= Pat Brittenden =

New Zealand broadcaster

Pat Brittenden (born 1973) is a New Zealand broadcaster, blogger and political commentator.

==Education and broadcasting career==
Pat Brittenden was raised in Roman Catholic family. Educated in Auckland at Sacred Heart College and St Peter's College, Brittenden worked in current affairs and talkback for Newstalk ZB from 2004 until his resignation at the end of 2011. His stated reason for resigning was "to pursue some personal business opportunities".

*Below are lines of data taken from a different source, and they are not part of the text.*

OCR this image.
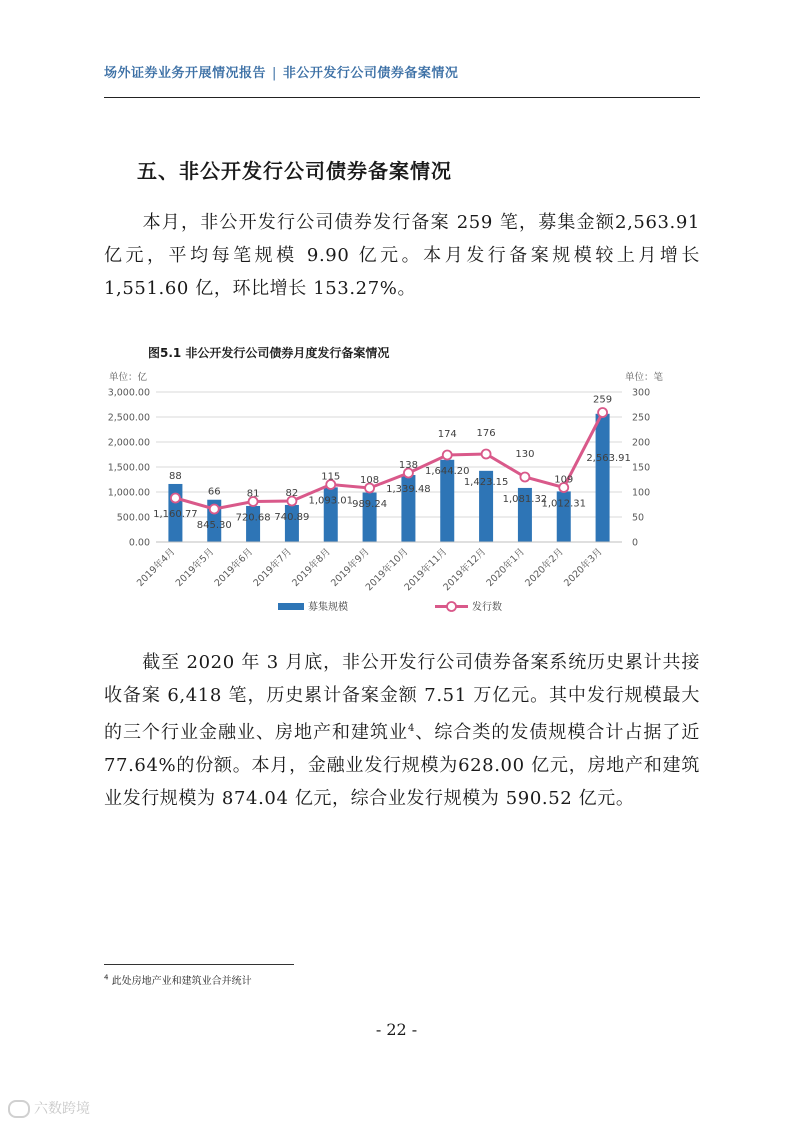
场外证券业务开展情况报告 | 非公开发行公司债券备案情况
五、非公开发行公司债券备案情况
本月，非公开发行公司债券发行备案 259 笔，募集金额2,563.91 亿元，平均每笔规模 9.90 亿元。本月发行备案规模较上月增长 1,551.60 亿，环比增长 153.27%。
图5.1 非公开发行公司债券月度发行备案情况
1,160.77
845.30
720.68 740.89
1,093.01 989.24
1,339.48
1,644.20
1,423.15
1,081.32
1,012.31
2,563.91
88
66	81	82
115 108
138
174 176
130
109
259
0.00
500.00
1,000.00
1,500.00
2,000.00
2,500.00
3,000.00
0
50
100
150
200
250
300
单位：亿	单位：笔
2019年4月
2019年5月
2019年6月
2019年7月
2019年8月
2019年9月
2019年10月
2019年11月
2019年12月
2020年1月
2020年2月
2020年3月
募集规模	发行数
截至 2020 年 3 月底，非公开发行公司债券备案系统历史累计共接收备案 6,418 笔，历史累计备案金额 7.51 万亿元。其中发行规模最大的三个行业金融业、房地产和建筑业$^4$、综合类的发债规模合计占据了近 77.64%的份额。本月，金融业发行规模为628.00 亿元，房地产和建筑业发行规模为 874.04 亿元，综合业发行规模为 590.52 亿元。
$^4$ 此处房地产业和建筑业合并统计
- 22 -
六数跨境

Brittenden has also worked for More FM Auckland, Coastline FM (now More FM Tauranga), Life FM, Newstalk ZB and Radio Rhema. He was for a time the weekend breakfast announcer at Classic Hits.

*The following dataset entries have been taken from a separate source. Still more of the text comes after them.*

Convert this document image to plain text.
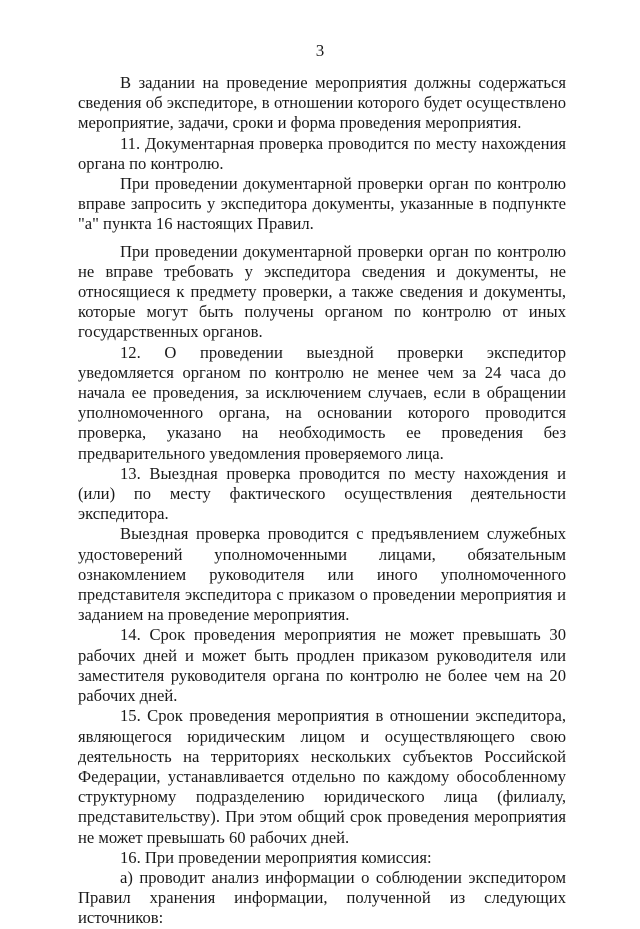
3

В задании на проведение мероприятия должны содержаться сведения об экспедиторе, в отношении которого будет осуществлено мероприятие, задачи, сроки и форма проведения мероприятия.

11. Документарная проверка проводится по месту нахождения органа по контролю.

При проведении документарной проверки орган по контролю вправе запросить у экспедитора документы, указанные в подпункте "а" пункта 16 настоящих Правил.

При проведении документарной проверки орган по контролю не вправе требовать у экспедитора сведения и документы, не относящиеся к предмету проверки, а также сведения и документы, которые могут быть получены органом по контролю от иных государственных органов.

12. О проведении выездной проверки экспедитор уведомляется органом по контролю не менее чем за 24 часа до начала ее проведения, за исключением случаев, если в обращении уполномоченного органа, на основании которого проводится проверка, указано на необходимость ее проведения без предварительного уведомления проверяемого лица.

13. Выездная проверка проводится по месту нахождения и (или) по месту фактического осуществления деятельности экспедитора.

Выездная проверка проводится с предъявлением служебных удостоверений уполномоченными лицами, обязательным ознакомлением руководителя или иного уполномоченного представителя экспедитора с приказом о проведении мероприятия и заданием на проведение мероприятия.

14. Срок проведения мероприятия не может превышать 30 рабочих дней и может быть продлен приказом руководителя или заместителя руководителя органа по контролю не более чем на 20 рабочих дней.

15. Срок проведения мероприятия в отношении экспедитора, являющегося юридическим лицом и осуществляющего свою деятельность на территориях нескольких субъектов Российской Федерации, устанавливается отдельно по каждому обособленному структурному подразделению юридического лица (филиалу, представительству). При этом общий срок проведения мероприятия не может превышать 60 рабочих дней.

16. При проведении мероприятия комиссия:

а) проводит анализ информации о соблюдении экспедитором Правил хранения информации, полученной из следующих источников:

Brittenden has been recognised both in New Zealand, and internationally for his broadcasting work including multiple wins at the 2014 New York Festival for World's Best Radio Programmes, in London with the Association for International Broadcasting (AIB) for his work on Newstalk BC, an hour of radio theatre re-imagining the classic Christmas story for a 21st-century audience as a talk radio station set in Jerusalem on the morning of the 'first Christmas'. Brittenden hosted the show and also co-wrote and co-directed it with the Christian Broadcasting Association.

==Podcasting==
In the lead up to the 2011 New Zealand general election Brittenden created a podcast with comedian Jeremy Elwood called the Slightly Correct Political Show. The show was broadcast on Facebook and featured a number of political figures. During this time Brittenden was employed by TVNZ's Breakfast programme providing election commentary.

Brittenden relocated to Dunedin with his family. As of May 2025, Brittenden and Mike "Chewie" Bennett are the hosts of a daily news podcast called the Big Hairy Network (BHN). BHN is part of a progressive media network called DOC Studios, which was founded in 2020 as a podcast show covering national and international current events.

==Acting==
Brittenden had small guest parts in Shortland Street,
TV3 children's drama Secret Agent Man, and as a VJ on Juice TV. He had a recurring role as security guard Merv in the 2008 political satire The Pretender.

==Views and positions==
Brittenden has supported the teaching of the Māori language in schools, arguing it would help promote cultural understanding and child brain development.